When I taught school, my job pretty much consumed my time and energy and any projects were relegated to winter break or summer vacation. When I started working at the library, I no longer had long vacations and it took awhile for me to figure out how to work on projects as they came up rather than waiting for long stretches of uninterrupted time. I found myself feeling more productive, focused and rested.
Some of that feeling probably was related to the fact that the kids were not living at our home anymore so my time was truly mine, but with a year-long work schedule I was able to separate my work life from my home life more easily because there were no long breaks to put things off to. I think teaching did require that single-minded focus and there is no way I could have sustained that type of work without summer vacations, but it has been easier for me to keep balanced with a job that mostly is confined to actual working hours. Working for the BOE in Japan was tightly scheduled, and coming home to take care of Jiro’s mom always felt like working overtime. Since I quit, I started scheduling check-in times with her and it is easier on all of us.

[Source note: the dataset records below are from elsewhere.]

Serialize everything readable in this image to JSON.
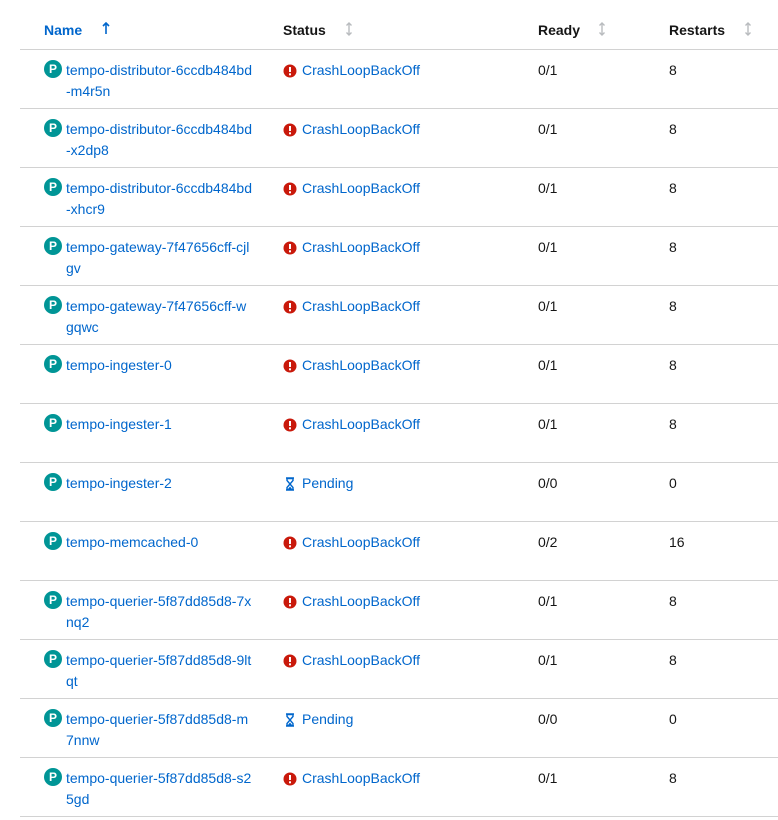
{
  "table": {
    "headers": {
      "name": "Name",
      "status": "Status",
      "ready": "Ready",
      "restarts": "Restarts"
    },
    "badge_letter": "P",
    "colors": {
      "link": "#0066cc",
      "badge": "#009596",
      "error": "#c9190b",
      "pending": "#0066cc",
      "border": "#d2d2d2"
    },
    "rows": [
      {
        "name": "tempo-distributor-6ccdb484bd-m4r5n",
        "status": "CrashLoopBackOff",
        "status_kind": "error",
        "ready": "0/1",
        "restarts": "8"
      },
      {
        "name": "tempo-distributor-6ccdb484bd-x2dp8",
        "status": "CrashLoopBackOff",
        "status_kind": "error",
        "ready": "0/1",
        "restarts": "8"
      },
      {
        "name": "tempo-distributor-6ccdb484bd-xhcr9",
        "status": "CrashLoopBackOff",
        "status_kind": "error",
        "ready": "0/1",
        "restarts": "8"
      },
      {
        "name": "tempo-gateway-7f47656cff-cjlgv",
        "status": "CrashLoopBackOff",
        "status_kind": "error",
        "ready": "0/1",
        "restarts": "8"
      },
      {
        "name": "tempo-gateway-7f47656cff-wgqwc",
        "status": "CrashLoopBackOff",
        "status_kind": "error",
        "ready": "0/1",
        "restarts": "8"
      },
      {
        "name": "tempo-ingester-0",
        "status": "CrashLoopBackOff",
        "status_kind": "error",
        "ready": "0/1",
        "restarts": "8"
      },
      {
        "name": "tempo-ingester-1",
        "status": "CrashLoopBackOff",
        "status_kind": "error",
        "ready": "0/1",
        "restarts": "8"
      },
      {
        "name": "tempo-ingester-2",
        "status": "Pending",
        "status_kind": "pending",
        "ready": "0/0",
        "restarts": "0"
      },
      {
        "name": "tempo-memcached-0",
        "status": "CrashLoopBackOff",
        "status_kind": "error",
        "ready": "0/2",
        "restarts": "16"
      },
      {
        "name": "tempo-querier-5f87dd85d8-7xnq2",
        "status": "CrashLoopBackOff",
        "status_kind": "error",
        "ready": "0/1",
        "restarts": "8"
      },
      {
        "name": "tempo-querier-5f87dd85d8-9ltqt",
        "status": "CrashLoopBackOff",
        "status_kind": "error",
        "ready": "0/1",
        "restarts": "8"
      },
      {
        "name": "tempo-querier-5f87dd85d8-m7nnw",
        "status": "Pending",
        "status_kind": "pending",
        "ready": "0/0",
        "restarts": "0"
      },
      {
        "name": "tempo-querier-5f87dd85d8-s25gd",
        "status": "CrashLoopBackOff",
        "status_kind": "error",
        "ready": "0/1",
        "restarts": "8"
      }
    ]
  }
}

So now I find myself with long stretches of mostly uninterrupted time and I am adjusting to setting up projects and tackling the day-to-day in a manner that makes me feel productive. I am fighting against the urge to schedule myself, but also aware that without direction, a quick email check can turn into a three-hour session of wandering on the internet. So I have set up a couple of projects and goals and I am trying to see if a “schedule” emerges…. it would be a lot more straightforward if I really did have a free schedule, but this is starting to feel comfortable. I am fully aware that it is a luxury to be able to not have to work, so I feel an intense pressure to not waste this opportunity.

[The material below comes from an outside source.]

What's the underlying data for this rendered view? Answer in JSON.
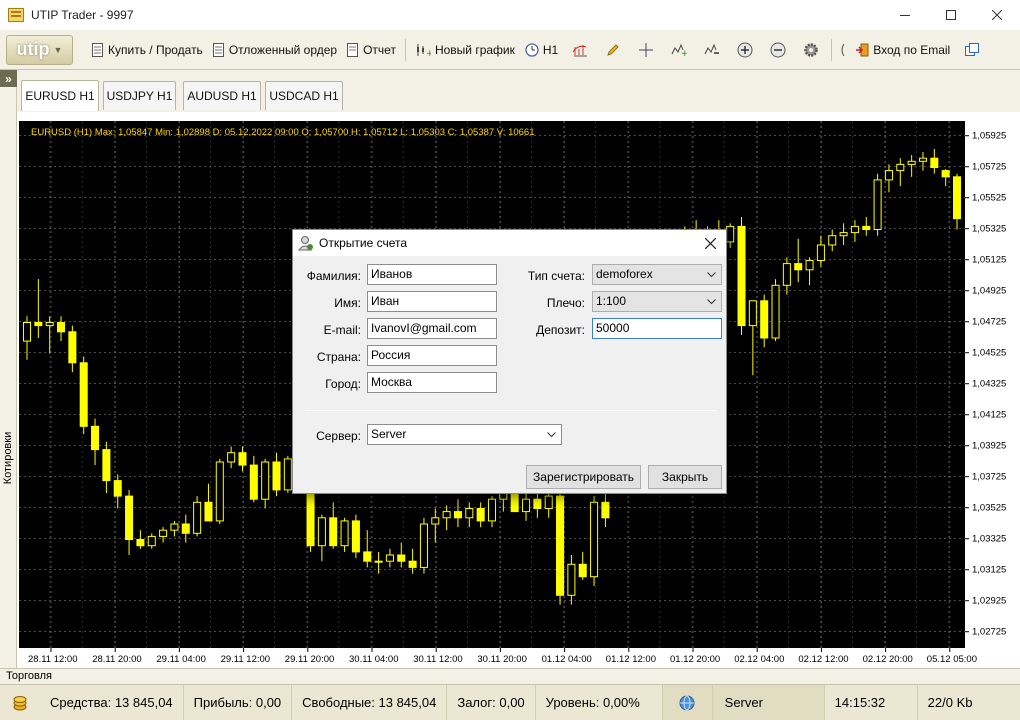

I spent the first few days in April cleaning and organizing, reminiscent of cleaning house in June after school got out each summer. I took a short trip to northern Miyazaki Prefecture to visit Takachiho and the surrounding area. The weather was cool and rainy, it really reminded me of Oregon. The landscape is lush and wild rhododendrons were in bloom. I didn’t do much hiking because of the weather, but I did walk along the Gokase River and visited several shrines-including the one which protects that cave where the sun-goddess Amaterasu hid out.
I stopped into the History and Folklore Museum and waited in the lobby while they ran upstairs to turn on the display lights. The museum there traces the history from the late Jomon Period(3000-1000 BC) to the present day. I was treated to a personal one-hour tour by the museum director- he told me a story of an American B29 that had crashed in the mountains there a few days after the Japanese surrender in 1945 and other stories about artifacts from the battles of Takamori Saigo fought during the retreat from Kumamoto to Kagoshima during the Satsuma Rebellion in 1877.
Other highlights of the trip included a short stop at Hideji Brewery a microbrewery (ji-biru 地ビール) in Nobeoka. Because of extremely strict zero-tolerance drinking and driving laws, I couldn’t do any on-site tastings, but I did buy several bottles (about 500 yen ~$5 each!) and the beer is really good. I especially like their pale ale. Japanese beer is generally not very good and ji-biru is really hard to find.
I also drove home along the most beautiful stretch of coastline I’ve seen in Japan, in northern Nobeoka.. It isn’t too far from here, so I am hoping to get back again next month.
I also finally got a library card for the prefectural library which has a modest English language fiction collection and another card for the local library which only has a few children’s books in English. I figured out the process to request books from the prefectural library, but was disappointed to find out that the only way to renew books is to actually go the the library in Oita (an hour drive).
The first large project that I am working on is developing a usability test for a friend’s online language learning site. I am reading lots of background literature and am enjoying the challenge- it’s a little like being back in school, but this time I don’t have to pay for the experience. It is really satisfying to work on something that I am really interested in and connects to the work I did before coming to Japan.
I am collecting unemployment for the first time in my life and have decided to limit English teaching
to a day and a half a week. Waiting to see what else unfolds- I’ve got a short interpreting job next week.
I still have pangs of homesickness and was really sad last week because our dog Shoga died. It is so hard to be far away- we were really glad that the kids were both there and we were able to see Shoga on Skype during the last weeks of his life. That dog was amazing!